Drama soal harta gono-gini sering banget bikin hubungan jadi runyam, bahkan setelah berpisah. Padahal, masalah ini sebenarnya bisa dihindari kalau sejak awal kamu dan pasangan punya perjanjian pranikah yang jelas dan tertulis. Mau tau lebih lanjut terkait perjanjian pranikah? Yuk simak informasinya!


Apa Itu Harta Gono-Gini

Berdasarkan Kamus Besar Bahasa Indonesia (KBBI), gana-gini atau yang biasa disebut harta gono-gini adalah harta yang diperoleh selama menjalani rumah tangga dan menjadi milik bersama suami dan istri. Namun, istilah harta gono-gini tidak digunakan dalam ketentuan hukum formal. Dalam Pasal 35 ayat (1) Undang-Undang No. 16 Tahun 2019 tentang Perubahan atas Undang-Undang No. 1 Tahun 1974 tentang Perkawinan dijelaskan bahwa “harta benda yang diperoleh selama perkawinan menjadi harta bersama. Berdasarkan pasal tersebut istilah yang resmi dipakai adalah "harta bersama," yang merujuk pada harta benda yang diperoleh selama masa perkawinan. 

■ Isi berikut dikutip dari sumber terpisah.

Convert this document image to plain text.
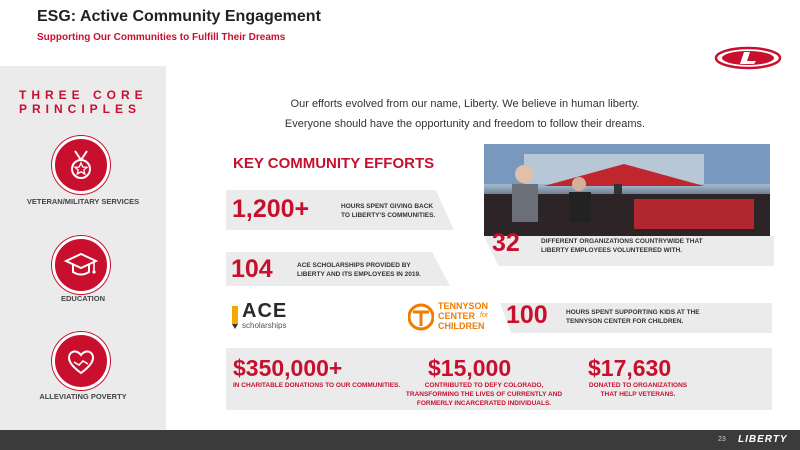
ESG: Active Community Engagement
Supporting Our Communities to Fulfill Their Dreams
THREE CORE PRINCIPLES
VETERAN/MILITARY SERVICES
EDUCATION
ALLEVIATING POVERTY
Our efforts evolved from our name, Liberty. We believe in human liberty.
Everyone should have the opportunity and freedom to follow their dreams.
KEY COMMUNITY EFFORTS
1,200+	HOURS SPENT GIVING BACK
TO LIBERTY'S COMMUNITIES.
32	DIFFERENT ORGANIZATIONS COUNTRYWIDE THAT
LIBERTY EMPLOYEES VOLUNTEERED WITH.
104	ACE SCHOLARSHIPS PROVIDED BY
LIBERTY AND ITS EMPLOYEES IN 2019.
ACE
scholarships
TENNYSON
CENTER for
CHILDREN 100	HOURS SPENT SUPPORTING KIDS AT THE
TENNYSON CENTER FOR CHILDREN.
$350,000+
IN CHARITABLE DONATIONS TO OUR COMMUNITIES.
$15,000
CONTRIBUTED TO DEFY COLORADO,
TRANSFORMING THE LIVES OF CURRENTLY AND
FORMERLY INCARCERATED INDIVIDUALS.
$17,630
DONATED TO ORGANIZATIONS
THAT HELP VETERANS.
23 LIBERTY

Jenis-Jenis Harta Setelah Pernikahan

Berdasarkan Pasal 35 Ayat (1) dan Ayat (2) Undang-Undang No. 16 Tahun 2019 tentang Perubahan atas Undang-Undang No. 1 Tahun 1974 tentang Perkawinan, terdapat dua jenis harta setelah pernikahan yaitu:

  1. Harta bersama, yaitu harta benda yang diperoleh selama perkawinan;
  2. Harta bawaan masing-masing suami istri, yaitu harta benda yang diperoleh sebelum menikah yang diperoleh masing-masing sebagai harta pribadi, contohnya, hadiah atau warisan yang didapatkan sebelum menikah.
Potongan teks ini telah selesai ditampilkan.